2004 Japanese film based on the murder case of Junko Furuta

Concrete (コンクリート, Konkurīto) also released as Schoolgirl in Cement is a 2004 independently produced Japanese film directed by Hiromu Nakamura. The film is based on the case of the murder of Junko Furuta and it deals as much with the social factors that produced Furuta's four assailants as it does with Furuta's suffering at their hands.

The film involves four boys who kidnap a girl named Misaki. The boys rape, torture, and murder her in a similar manner to the manner of the boys who killed Junko Furuta.

Many people protested the film's release before it even premiered, and it was eventually relegated to specialty theater showings and a DVD release.

== Plot ==
Tatsuo Ōsugi, a troubled working class teenager who frequently assaults his mother for divorcing his father and neglecting him, decides to join the yakuza to raise money for his future marriage with Kayoko Matsuyama after suffering burnout from his low-paying jobs. Despite initially wanting to leave, he is given the opportunity to start a small gang called the Ryujin gang. He then recruits many of his friends to commit crimes like robbery and eventually, rape to please his seniors.

One night, they see a high school student named Misaki going home on her bike. She is knocked over by one of the boys and Tatsuo pretends to take her home. When Misaki tries to go home by herself, Tatsuo reveals his true nature and threatens to burn her house down if she speaks up. Misaki is silenced as she is raped in a hotel and brought to the house of Takao Matsuyama, their friend and Kayoko's brother.

There, the boys insert foreign objects into her vagina, beat her and force her to lie to her parents over the phone that she is staying at her friend's house.

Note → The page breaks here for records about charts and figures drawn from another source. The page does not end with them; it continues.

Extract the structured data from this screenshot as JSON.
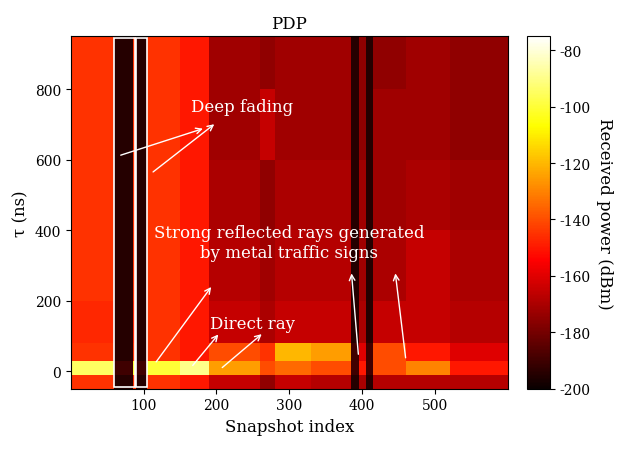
{
  "chart_data": {
    "type": "heatmap",
    "title": "PDP",
    "x_label": "Snapshot index",
    "y_label": "τ (ns)",
    "x_edges": [
      0,
      60,
      85,
      90,
      105,
      150,
      190,
      260,
      280,
      330,
      385,
      395,
      405,
      415,
      460,
      520,
      600
    ],
    "y_edges": [
      -50,
      -10,
      30,
      80,
      200,
      400,
      600,
      800,
      950
    ],
    "cells": [
      [
        -145,
        -195,
        -145,
        -195,
        -145,
        -150,
        -165,
        -175,
        -165,
        -168,
        -195,
        -170,
        -195,
        -168,
        -168,
        -168
      ],
      [
        -95,
        -190,
        -100,
        -190,
        -100,
        -90,
        -125,
        -140,
        -135,
        -140,
        -190,
        -150,
        -190,
        -140,
        -130,
        -150
      ],
      [
        -145,
        -195,
        -145,
        -195,
        -145,
        -150,
        -140,
        -145,
        -120,
        -125,
        -190,
        -160,
        -190,
        -140,
        -150,
        -160
      ],
      [
        -147,
        -195,
        -147,
        -195,
        -145,
        -150,
        -165,
        -170,
        -165,
        -165,
        -195,
        -170,
        -195,
        -165,
        -165,
        -168
      ],
      [
        -145,
        -195,
        -145,
        -195,
        -145,
        -150,
        -168,
        -172,
        -168,
        -168,
        -195,
        -172,
        -195,
        -170,
        -165,
        -170
      ],
      [
        -145,
        -195,
        -145,
        -195,
        -145,
        -150,
        -170,
        -175,
        -170,
        -170,
        -195,
        -172,
        -195,
        -172,
        -170,
        -172
      ],
      [
        -145,
        -195,
        -145,
        -195,
        -145,
        -150,
        -172,
        -165,
        -172,
        -172,
        -195,
        -175,
        -195,
        -172,
        -172,
        -175
      ],
      [
        -145,
        -195,
        -145,
        -195,
        -145,
        -150,
        -172,
        -175,
        -172,
        -172,
        -195,
        -175,
        -195,
        -175,
        -172,
        -175
      ]
    ],
    "xlim": [
      0,
      600
    ],
    "xticks": [
      100,
      200,
      300,
      400,
      500
    ],
    "ylim": [
      -50,
      950
    ],
    "yticks": [
      0,
      200,
      400,
      600,
      800
    ],
    "colorbar": {
      "label": "Received power (dBm)",
      "range": [
        -200,
        -75
      ],
      "ticks": [
        -80,
        -100,
        -120,
        -140,
        -160,
        -180,
        -200
      ]
    },
    "annotations": [
      "Deep fading",
      "Strong reflected rays generated\nby metal traffic signs",
      "Direct ray"
    ]
  }
}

Despite the horrific abuses, Misaki finds the courage to escape the house twice, with the help of Takao's mother in the second instance, but is caught and punished by having her leg doused in lighter fluid and burned. Tatsuo punishes Takao's mother by beating her, and threatens the other boys with murder if they express sympathy with Misaki, or help her escape.

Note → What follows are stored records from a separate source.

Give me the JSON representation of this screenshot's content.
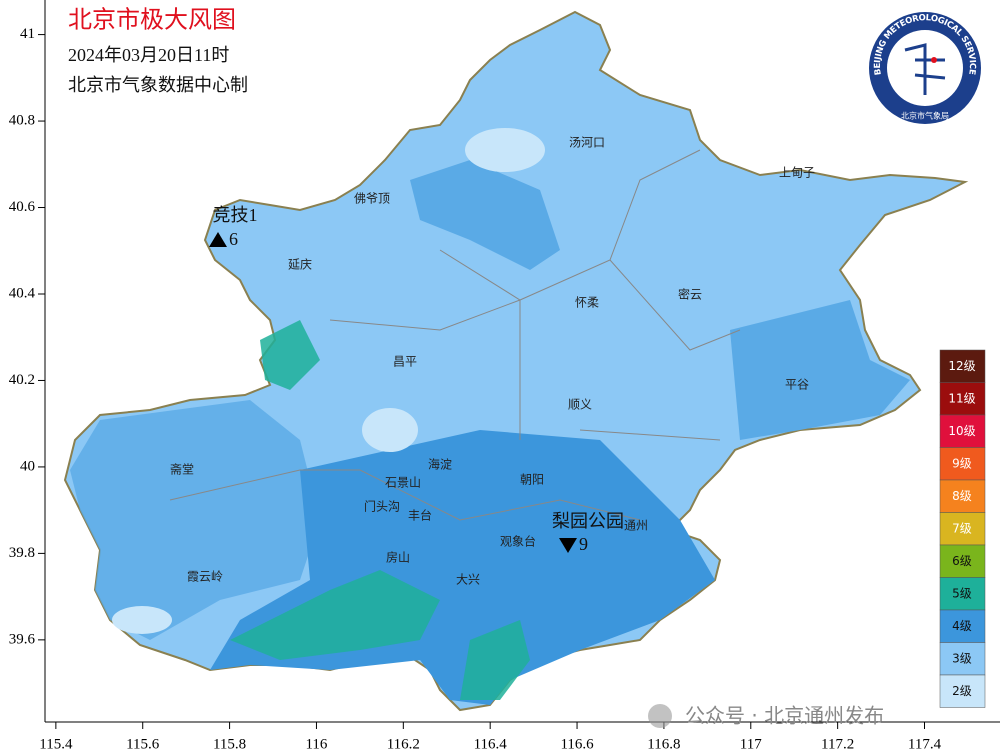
{
  "header": {
    "title": "北京市极大风图",
    "datetime": "2024年03月20日11时",
    "source": "北京市气象数据中心制"
  },
  "map": {
    "xlim": [
      115.375,
      117.56
    ],
    "ylim": [
      39.41,
      41.08
    ],
    "lon_ticks": [
      115.4,
      115.6,
      115.8,
      116,
      116.2,
      116.4,
      116.6,
      116.8,
      117,
      117.2,
      117.4
    ],
    "lat_ticks": [
      39.6,
      39.8,
      40,
      40.2,
      40.4,
      40.6,
      40.8,
      41
    ]
  },
  "places": [
    "汤河口",
    "上甸子",
    "佛爷顶",
    "延庆",
    "怀柔",
    "密云",
    "昌平",
    "平谷",
    "顺义",
    "海淀",
    "朝阳",
    "石景山",
    "门头沟",
    "丰台",
    "通州",
    "观象台",
    "霞云岭",
    "大兴",
    "房山",
    "斋堂"
  ],
  "stations": [
    {
      "name": "竞技1",
      "value": 6
    },
    {
      "name": "梨园公园",
      "value": 9
    }
  ],
  "legend": {
    "levels": [
      {
        "label": "12级",
        "color": "#5c1a0f"
      },
      {
        "label": "11级",
        "color": "#9b0d0d"
      },
      {
        "label": "10级",
        "color": "#e0103c"
      },
      {
        "label": "9级",
        "color": "#f05a1e"
      },
      {
        "label": "8级",
        "color": "#f5821e"
      },
      {
        "label": "7级",
        "color": "#d9b520"
      },
      {
        "label": "6级",
        "color": "#7ab51c"
      },
      {
        "label": "5级",
        "color": "#1eb09a"
      },
      {
        "label": "4级",
        "color": "#3c96dc"
      },
      {
        "label": "3级",
        "color": "#8cc8f5"
      },
      {
        "label": "2级",
        "color": "#c8e6fa"
      }
    ]
  },
  "logo": {
    "text": "BEIJING METEOROLOGICAL SERVICE",
    "sub": "北京市气象局"
  },
  "watermark": "公众号 · 北京通州发布"
}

After several more instances of abuse, which leaves her incontinent and dehydrated, Misaki begs the boys for water. Tatsuo, however, taunts her and fatally injures her by beating her further and dropping a barbell on her stomach. The gang then leaves the house to relax at a sauna while the dying Misaki expresses her last wish to "stay strong".

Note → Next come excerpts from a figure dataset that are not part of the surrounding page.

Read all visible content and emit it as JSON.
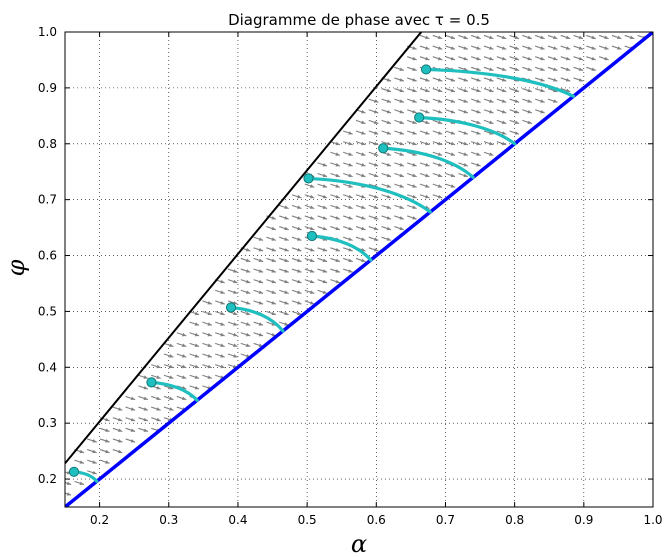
{
  "chart_data": {
    "type": "line",
    "title": "Diagramme de phase avec τ = 0.5",
    "xlabel": "α",
    "ylabel": "φ",
    "xlim": [
      0.15,
      1.0
    ],
    "ylim": [
      0.15,
      1.0
    ],
    "xticks": [
      0.2,
      0.3,
      0.4,
      0.5,
      0.6,
      0.7,
      0.8,
      0.9,
      1.0
    ],
    "yticks": [
      0.2,
      0.3,
      0.4,
      0.5,
      0.6,
      0.7,
      0.8,
      0.9,
      1.0
    ],
    "grid": true,
    "colors": {
      "lower_boundary": "#0000ff",
      "upper_boundary": "#000000",
      "trajectory": "#1fbfbf",
      "marker_edge": "#117777",
      "arrow": "#808080"
    },
    "lower_boundary": {
      "x": [
        0.15,
        1.0
      ],
      "y": [
        0.15,
        1.0
      ]
    },
    "upper_boundary": {
      "x": [
        0.15,
        0.665
      ],
      "y": [
        0.228,
        1.0
      ]
    },
    "trajectories": [
      {
        "start": [
          0.163,
          0.213
        ],
        "end": [
          0.196,
          0.196
        ]
      },
      {
        "start": [
          0.275,
          0.373
        ],
        "end": [
          0.341,
          0.341
        ]
      },
      {
        "start": [
          0.39,
          0.507
        ],
        "end": [
          0.465,
          0.465
        ]
      },
      {
        "start": [
          0.507,
          0.635
        ],
        "end": [
          0.592,
          0.592
        ]
      },
      {
        "start": [
          0.502,
          0.738
        ],
        "end": [
          0.678,
          0.678
        ]
      },
      {
        "start": [
          0.61,
          0.792
        ],
        "end": [
          0.74,
          0.74
        ]
      },
      {
        "start": [
          0.662,
          0.847
        ],
        "end": [
          0.8,
          0.8
        ]
      },
      {
        "start": [
          0.672,
          0.933
        ],
        "end": [
          0.885,
          0.885
        ]
      }
    ]
  }
}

After returning from the sauna, the gang discovers that Misaki has succumbed to her injuries, after she is unresponsive to Tatsuo putting a lit cigarette near her nose. He decides to cover up the murder by getting a concrete drum from his old job and burying her body in it. The drum is placed in the open fields.

Eventually, all of the boys are arrested. A detective who had met Tatsuo in one of his prior arrests angrily calls him a "demon seed" for trying to minimize his role in Misaki's murder, by claiming that he did not intend to kill her and only killed one person. The site where Misaki's body is found has now become a gravesite for Misaki as the audience hears her, via a voiceover, asking whether people realize "how precious life is". The film ends with an illusion of a crying Tatsuo in a dark room, as he fails to make a mangled bird fly from his hand.

==Cast==
- Sousuke Takaoka as Tatsuo Oosugi (大杉辰夫, Ōsugi Tatsuo), the main perpetrator
- Miki Komori as Misaki (美咲), victim of Tatsuo and his gang
- Mika Mifune as Kayoko Matsuyama (松山 佳代子, Matsuyama Kayoko), Tatsuo's girlfriend
- Katsuya Kobayashi as Hiroaki Ozaki (尾崎弘明, Ozaki Hiroaki), Tatsuo's co-perpetrator
- Ryoji Tsuge as Tomomi Ikeda (池田 智巳, Ikeda Tomomi), Tatsuo's co-perpetrator
- Kensuke Mano as Takao Matsuyama (松山 隆男, Matsuyama Takao), Tatsuo co-perpetrator and Kayoko's brother. His house is used as the kidnapping house and the other three force him to do so.